Only the removal of the tumor leads to possible healing. The sooner the cancer is being treated, the higher are the chances of healing. Depending on the state of the illness a preoperative chemotherapy is worth considering. Radiotherapy is also possible in case of a rectal carcinoma. The radiation should take place before the surgery, in cases of lager rectal carcinomas. The surgery aims to remove not only the tumor, but also the adjacent parts of the colon, as well as the associated lymphatic glands. In context of the surgery an artificial anus (colostomy) is only applied in cases of a tumor very close to the the anus. A bowel continuity reconstruction is possible in the other cases.

Minimal invasive colon surgery

Supplementary to the open (conventional) operation of the intestines, I have also been executing the minimal invasive technique for several years now. Only minimal harm of the abdominal wall is caused by the laparoscopically (keyhole) technique. Besides the cosmetic effect, the minimal inversive technique does have further advantages , such as: swifter mobility after the surgery, minor impairment of the respiratory function, swifter resumption of the intestinal activity, fewer formation of scar hernias. The regulation of the intestinal activity is also being optimized by the concept of “fast track surgery”.
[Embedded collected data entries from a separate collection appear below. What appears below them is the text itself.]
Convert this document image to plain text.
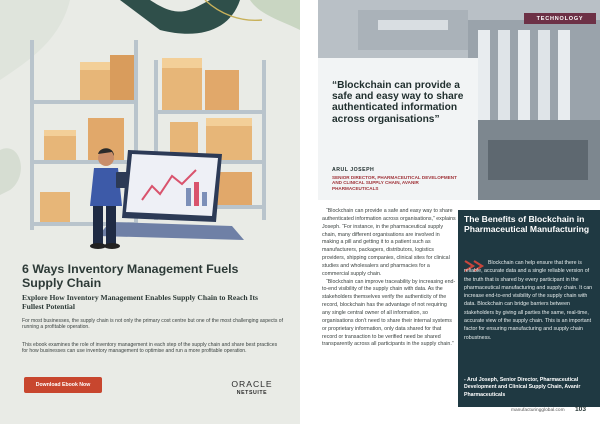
6 Ways Inventory Management Fuels Supply Chain
Explore How Inventory Management Enables Supply Chain to Reach Its Fullest Potential

For most businesses, the supply chain is not only the primary cost centre but one of the most challenging aspects of running a profitable operation.

This ebook examines the role of inventory management in each step of the supply chain and share best practices for how businesses can use inventory management to optimise and run a more profitable operation.

Download Ebook Now	ORACLE
NETSUITE
TECHNOLOGY
“Blockchain can provide a safe and easy way to share authenticated information across organisations”
ARUL JOSEPH
SENIOR DIRECTOR, PHARMACEUTICAL DEVELOPMENT AND CLINICAL SUPPLY CHAIN, AVANIR PHARMACEUTICALS

“Blockchain can provide a safe and easy way to share authenticated information across organisations,” explains Joseph. “For instance, in the pharmaceutical supply chain, many different organisations are involved in making a pill and getting it to a patient such as manufacturers, packagers, distributors, logistics providers, shipping companies, clinical sites for clinical studies and wholesalers and pharmacies for a commercial supply chain.

“Blockchain can improve traceability by increasing end-to-end visibility of the supply chain with data. As the stakeholders themselves verify the authenticity of the record, blockchain has the advantage of not requiring any single central owner of all information, so organisations don’t need to share their internal systems or proprietary information, only data shared for that record or transaction to be verified need be shared transparently across all participants in the supply chain.”

The Benefits of Blockchain in Pharmaceutical Manufacturing

Blockchain can help ensure that there is reliable, accurate data and a single reliable version of the truth that is shared by every participant in the pharmaceutical manufacturing and supply chain. It can increase end-to-end visibility of the supply chain with data. Blockchain can bridge barriers between stakeholders by giving all parties the same, real-time, accurate view of the supply chain. This is an important factor for ensuring manufacturing and supply chain robustness.

- Arul Joseph, Senior Director, Pharmaceutical Development and Clinical Supply Chain, Avanir Pharmaceuticals

manufacturingglobal.com 103
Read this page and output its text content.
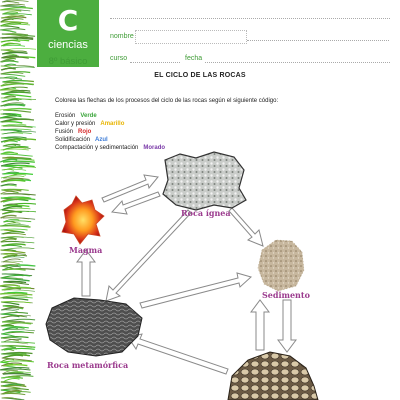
C
ciencias
8º básico
nombre
curso	fecha
EL CICLO DE LAS ROCAS
Colorea las flechas de los procesos del ciclo de las rocas según el siguiente código:
Erosión Verde
Calor y presión Amarillo
Fusión Rojo
Solidificación Azul
Compactación y sedimentación Morado
Roca ígnea
Magma
Sedimento
Roca metamórfica
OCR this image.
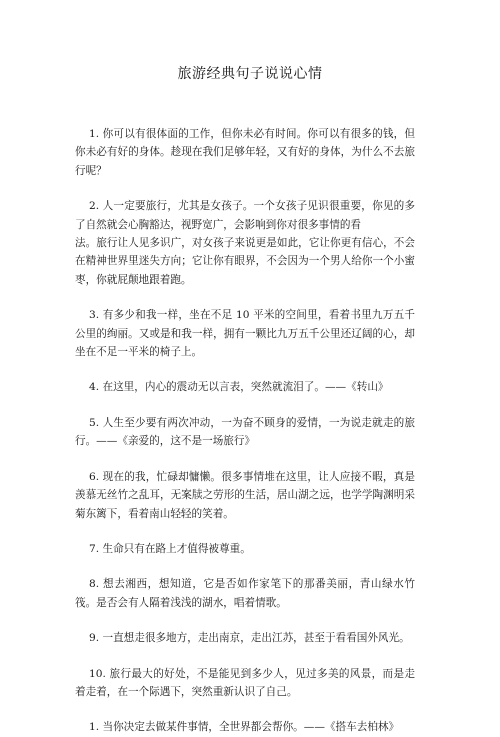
旅游经典句子说说心情

1. 你可以有很体面的工作，但你未必有时间。你可以有很多的钱，但你未必有好的身体。趁现在我们足够年轻，又有好的身体，为什么不去旅行呢？

2. 人一定要旅行，尤其是女孩子。一个女孩子见识很重要，你见的多了自然就会心胸豁达，视野宽广，会影响到你对很多事情的看

法。旅行让人见多识广，对女孩子来说更是如此，它让你更有信心，不会在精神世界里迷失方向；它让你有眼界，不会因为一个男人给你一个小蜜枣，你就屁颠地跟着跑。

3. 有多少和我一样，坐在不足 10 平米的空间里，看着书里九万五千公里的绚丽。又或是和我一样，拥有一颗比九万五千公里还辽阔的心，却坐在不足一平米的椅子上。

4. 在这里，内心的震动无以言表，突然就流泪了。——《转山》

5. 人生至少要有两次冲动，一为奋不顾身的爱情，一为说走就走的旅行。——《亲爱的，这不是一场旅行》

6. 现在的我，忙碌却慵懒。很多事情堆在这里，让人应接不暇，真是羡慕无丝竹之乱耳，无案牍之劳形的生活，居山湖之远，也学学陶渊明采菊东篱下，看着南山轻轻的笑着。

7. 生命只有在路上才值得被尊重。

8. 想去湘西，想知道，它是否如作家笔下的那番美丽，青山绿水竹筏。是否会有人隔着浅浅的湖水，唱着情歌。

9. 一直想走很多地方，走出南京，走出江苏，甚至于看看国外风光。

10. 旅行最大的好处，不是能见到多少人，见过多美的风景，而是走着走着，在一个际遇下，突然重新认识了自己。

1. 当你决定去做某件事情，全世界都会帮你。——《搭车去柏林》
Many studies have shown, that the oncologically quality of the minimal inversive surgery is equal to the one of the open procedure. Within the last years, the advantages of the minimal inversive technique are additionally supported by the so called SILS (singular incision laparoscopic surgery). In this case, the surgery takes place through a small (4 cm long) incision in the navel. This technique also allows oncological colon resections (removal) where applicable.